Why do we fear the dark and feel helpless in the face of its power? Even as children, our first encounters with darkness evoke fear and anxiety. Our heart starts beating, our imaginations run at full speed, and our eyes begin to inspect the room for hidden monsters and other dangers. Our vision becomes powerless, we lose our orientation and we cannot predict what is next. Fear often continues to accompany us when we grow up.
From an evolutionary point of view, fear has saved us as a species. Thanks to it, primitive people avoided wandering the African savannah in the middle of the night, risking encountering hunting predators. Even then, the fear of darkness kept us out of trouble and encoded in our subconscious.
Today I will introduce you to two places in the urban jungle that skillfully flirt with the dark and have turned it into a successful business.
Flotation and sensory deprivation
We are heading towards metta space – a space for relaxation and meditation, where as I enter, I notice that time has really stopped. The hosts invite you to leave your shoes at the entrance. You can smell the yerba mate aroma in the air. The visitors seem calm and at peace with themselves and it is somewhat quiet around.
I’m here to do another experiment with myself – flotation and sensory deprivation in a hi-tech tank. What do these exotic words mean? – Within an hour (or more if you wish) you lie in an egg-like bathtub filled with magnesium sulfate. Salts do not allow you to sink and imitate a state of weightlessness without feeling gravity.
The water temperature is close to your own – 36 degrees and it is quite warm and cozy. There is complete darkness and silence inside the tub and the information given to you through the five senses is limited to a minimum. Before you enter the flotation tank, you can take a shower and have an entire apartment at your disposal. If you are a girl and have recently had your hair dyed, it is not the right time to float- postpone it for later – the staff really insist.
They give you earplugs to isolate any side noises, and a cream to cover open wounds on your body that can be irritated by salt water. Inside the egg you’ll also find a pillow for your neck – I strongly recommend it – without it the feeling is not the same. Also, be careful not to splash water on your eyes while you go inside.
After all the directions, the lights go out. Only you and the egg are left in unprecedented darkness and lack of any external stimuli. There is no Facebook and Instagram to kill the boredom. The thousand tasks that you are in a hurry to complete are far away and your loved ones are not near so that you can share what is happening to you. You are completely alone in the middle of nowhere and the experience is very unusual. It is as if you are lying on your back in the sea, but there are no waves and you cannot sink. All the time you hear your heartbeat and breathing.
I was very curious how my mind would react to such an experiment. In the first minutes I was obsessed with the passing time and trying to figure out how many minutes had passed. Then I realized that time was irrelevant in the egg and had lost its value.

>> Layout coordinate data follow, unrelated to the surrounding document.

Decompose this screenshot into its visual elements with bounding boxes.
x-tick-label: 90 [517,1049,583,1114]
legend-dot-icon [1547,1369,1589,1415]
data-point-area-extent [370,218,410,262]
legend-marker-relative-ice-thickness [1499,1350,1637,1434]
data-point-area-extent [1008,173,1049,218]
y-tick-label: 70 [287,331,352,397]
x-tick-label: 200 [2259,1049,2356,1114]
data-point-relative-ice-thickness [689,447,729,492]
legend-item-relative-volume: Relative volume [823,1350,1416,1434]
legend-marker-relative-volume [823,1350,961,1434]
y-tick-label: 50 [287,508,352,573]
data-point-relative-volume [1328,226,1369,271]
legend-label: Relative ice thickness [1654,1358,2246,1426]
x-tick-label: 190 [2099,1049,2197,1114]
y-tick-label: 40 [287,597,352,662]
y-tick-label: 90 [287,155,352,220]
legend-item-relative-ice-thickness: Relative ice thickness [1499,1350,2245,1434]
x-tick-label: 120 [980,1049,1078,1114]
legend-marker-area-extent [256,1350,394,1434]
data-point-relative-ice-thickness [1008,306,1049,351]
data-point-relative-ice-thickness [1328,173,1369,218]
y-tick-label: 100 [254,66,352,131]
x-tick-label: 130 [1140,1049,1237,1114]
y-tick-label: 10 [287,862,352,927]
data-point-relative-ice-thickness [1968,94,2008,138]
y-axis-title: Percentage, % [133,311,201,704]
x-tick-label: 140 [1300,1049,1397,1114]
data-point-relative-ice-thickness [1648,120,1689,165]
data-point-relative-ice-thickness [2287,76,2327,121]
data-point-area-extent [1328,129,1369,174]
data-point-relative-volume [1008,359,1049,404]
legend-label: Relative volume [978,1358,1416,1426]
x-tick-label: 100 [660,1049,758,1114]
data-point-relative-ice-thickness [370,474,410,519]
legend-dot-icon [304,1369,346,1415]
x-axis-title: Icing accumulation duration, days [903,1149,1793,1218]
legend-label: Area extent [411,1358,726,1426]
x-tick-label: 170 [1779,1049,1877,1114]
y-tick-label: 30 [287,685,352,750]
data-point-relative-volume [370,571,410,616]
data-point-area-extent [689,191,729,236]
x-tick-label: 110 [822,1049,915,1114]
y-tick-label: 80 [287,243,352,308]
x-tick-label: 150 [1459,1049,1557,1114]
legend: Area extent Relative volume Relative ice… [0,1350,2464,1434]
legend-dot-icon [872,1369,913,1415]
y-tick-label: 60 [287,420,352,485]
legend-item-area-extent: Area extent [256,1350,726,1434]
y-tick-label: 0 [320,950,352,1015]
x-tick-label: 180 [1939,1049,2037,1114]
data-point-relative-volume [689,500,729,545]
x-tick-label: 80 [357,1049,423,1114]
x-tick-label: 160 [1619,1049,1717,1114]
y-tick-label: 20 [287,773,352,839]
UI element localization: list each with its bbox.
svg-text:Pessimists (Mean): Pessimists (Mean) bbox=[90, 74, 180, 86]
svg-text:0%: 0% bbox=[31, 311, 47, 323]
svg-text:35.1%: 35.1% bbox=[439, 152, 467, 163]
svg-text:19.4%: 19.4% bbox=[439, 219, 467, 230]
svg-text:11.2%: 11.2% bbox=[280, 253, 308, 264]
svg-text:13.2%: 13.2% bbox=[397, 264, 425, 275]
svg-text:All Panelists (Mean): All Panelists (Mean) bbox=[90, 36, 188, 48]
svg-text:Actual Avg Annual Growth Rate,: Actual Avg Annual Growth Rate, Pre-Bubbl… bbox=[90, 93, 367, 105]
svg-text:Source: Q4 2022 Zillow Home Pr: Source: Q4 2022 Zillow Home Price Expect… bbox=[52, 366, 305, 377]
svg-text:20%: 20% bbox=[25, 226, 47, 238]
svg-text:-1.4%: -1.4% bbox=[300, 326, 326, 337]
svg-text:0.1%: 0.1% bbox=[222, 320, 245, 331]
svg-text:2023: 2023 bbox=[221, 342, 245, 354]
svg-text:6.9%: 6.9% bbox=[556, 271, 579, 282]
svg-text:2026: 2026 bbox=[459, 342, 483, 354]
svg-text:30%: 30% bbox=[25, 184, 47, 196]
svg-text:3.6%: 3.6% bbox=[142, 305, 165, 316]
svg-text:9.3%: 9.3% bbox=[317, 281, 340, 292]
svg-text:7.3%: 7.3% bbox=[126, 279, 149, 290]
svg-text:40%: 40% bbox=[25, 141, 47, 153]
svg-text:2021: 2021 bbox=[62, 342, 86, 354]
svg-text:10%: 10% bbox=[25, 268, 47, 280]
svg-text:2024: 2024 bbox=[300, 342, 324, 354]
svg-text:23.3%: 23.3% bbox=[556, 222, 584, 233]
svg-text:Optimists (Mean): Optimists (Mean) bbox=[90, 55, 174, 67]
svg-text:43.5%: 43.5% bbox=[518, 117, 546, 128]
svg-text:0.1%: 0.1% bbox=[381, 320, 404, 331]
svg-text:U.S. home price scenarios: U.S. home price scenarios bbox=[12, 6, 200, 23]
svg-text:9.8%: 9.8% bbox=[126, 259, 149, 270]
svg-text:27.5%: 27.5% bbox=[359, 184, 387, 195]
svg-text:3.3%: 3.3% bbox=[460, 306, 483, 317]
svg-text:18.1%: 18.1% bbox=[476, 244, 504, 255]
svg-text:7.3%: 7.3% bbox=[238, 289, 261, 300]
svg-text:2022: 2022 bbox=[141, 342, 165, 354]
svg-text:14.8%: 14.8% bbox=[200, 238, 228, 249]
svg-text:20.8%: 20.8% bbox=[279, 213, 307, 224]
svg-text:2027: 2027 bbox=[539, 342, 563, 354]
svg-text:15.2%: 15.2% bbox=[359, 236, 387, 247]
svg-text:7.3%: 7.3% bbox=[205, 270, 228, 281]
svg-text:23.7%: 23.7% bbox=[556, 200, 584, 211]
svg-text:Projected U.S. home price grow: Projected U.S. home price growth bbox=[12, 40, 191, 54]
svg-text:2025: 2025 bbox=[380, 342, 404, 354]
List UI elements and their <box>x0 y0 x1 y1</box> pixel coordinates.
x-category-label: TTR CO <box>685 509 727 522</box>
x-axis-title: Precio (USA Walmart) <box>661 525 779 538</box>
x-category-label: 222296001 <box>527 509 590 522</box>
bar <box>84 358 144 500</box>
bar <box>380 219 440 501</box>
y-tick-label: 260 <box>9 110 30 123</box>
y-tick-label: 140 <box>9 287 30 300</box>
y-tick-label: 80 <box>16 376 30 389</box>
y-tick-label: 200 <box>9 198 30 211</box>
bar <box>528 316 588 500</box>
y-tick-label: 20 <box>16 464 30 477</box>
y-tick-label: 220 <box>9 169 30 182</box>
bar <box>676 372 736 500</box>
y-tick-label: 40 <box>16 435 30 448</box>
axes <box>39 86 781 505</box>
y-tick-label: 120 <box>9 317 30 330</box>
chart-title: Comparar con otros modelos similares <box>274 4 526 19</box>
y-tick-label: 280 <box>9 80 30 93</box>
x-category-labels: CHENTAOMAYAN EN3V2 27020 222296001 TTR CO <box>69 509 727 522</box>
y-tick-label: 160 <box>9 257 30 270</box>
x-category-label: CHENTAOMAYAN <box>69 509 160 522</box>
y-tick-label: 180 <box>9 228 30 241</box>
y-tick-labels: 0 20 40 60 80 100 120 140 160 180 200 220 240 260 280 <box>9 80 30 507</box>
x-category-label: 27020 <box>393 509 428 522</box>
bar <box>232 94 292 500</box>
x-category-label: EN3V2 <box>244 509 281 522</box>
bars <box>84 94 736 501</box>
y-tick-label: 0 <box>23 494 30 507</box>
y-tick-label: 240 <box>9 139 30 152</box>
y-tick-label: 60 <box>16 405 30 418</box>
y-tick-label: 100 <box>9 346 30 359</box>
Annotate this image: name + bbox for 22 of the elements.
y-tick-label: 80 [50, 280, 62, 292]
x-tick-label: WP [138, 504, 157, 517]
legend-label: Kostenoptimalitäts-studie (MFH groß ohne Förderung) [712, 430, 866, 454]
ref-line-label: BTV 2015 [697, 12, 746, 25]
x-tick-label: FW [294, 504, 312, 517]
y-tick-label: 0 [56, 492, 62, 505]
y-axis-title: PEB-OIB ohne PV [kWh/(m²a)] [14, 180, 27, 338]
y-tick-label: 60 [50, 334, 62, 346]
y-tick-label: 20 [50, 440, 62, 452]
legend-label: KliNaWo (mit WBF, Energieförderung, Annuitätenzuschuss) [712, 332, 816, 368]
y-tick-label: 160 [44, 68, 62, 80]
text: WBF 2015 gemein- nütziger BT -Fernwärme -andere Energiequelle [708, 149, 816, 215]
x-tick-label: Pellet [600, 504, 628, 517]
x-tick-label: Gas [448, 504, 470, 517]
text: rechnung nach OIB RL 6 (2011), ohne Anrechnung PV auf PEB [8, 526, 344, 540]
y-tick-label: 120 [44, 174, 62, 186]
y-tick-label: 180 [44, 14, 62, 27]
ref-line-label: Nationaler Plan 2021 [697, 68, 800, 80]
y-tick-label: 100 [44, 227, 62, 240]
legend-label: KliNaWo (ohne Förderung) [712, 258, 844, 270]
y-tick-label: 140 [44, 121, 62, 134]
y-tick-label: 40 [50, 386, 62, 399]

As a modern person who plans their schedule up to the last detail, giving away my concept of time was even scarier than dark. I realized the importance of sometimes just stopping, slowing down, relaxing, thinking about what was happening to you, and giving your body and mind the rest they need, instead of constantly chasing goal after goal.
After the flotation was over, in order to get back to the material world, something sweet had been left for me to eat.
I did not gain insight into my mission or the meaning of my life, nor did I come up with a brilliant idea, but I definitely felt energized after staying in the capsule – as if I had slept for 4 hours. I recommend to anyone who wants to escape from everyday life.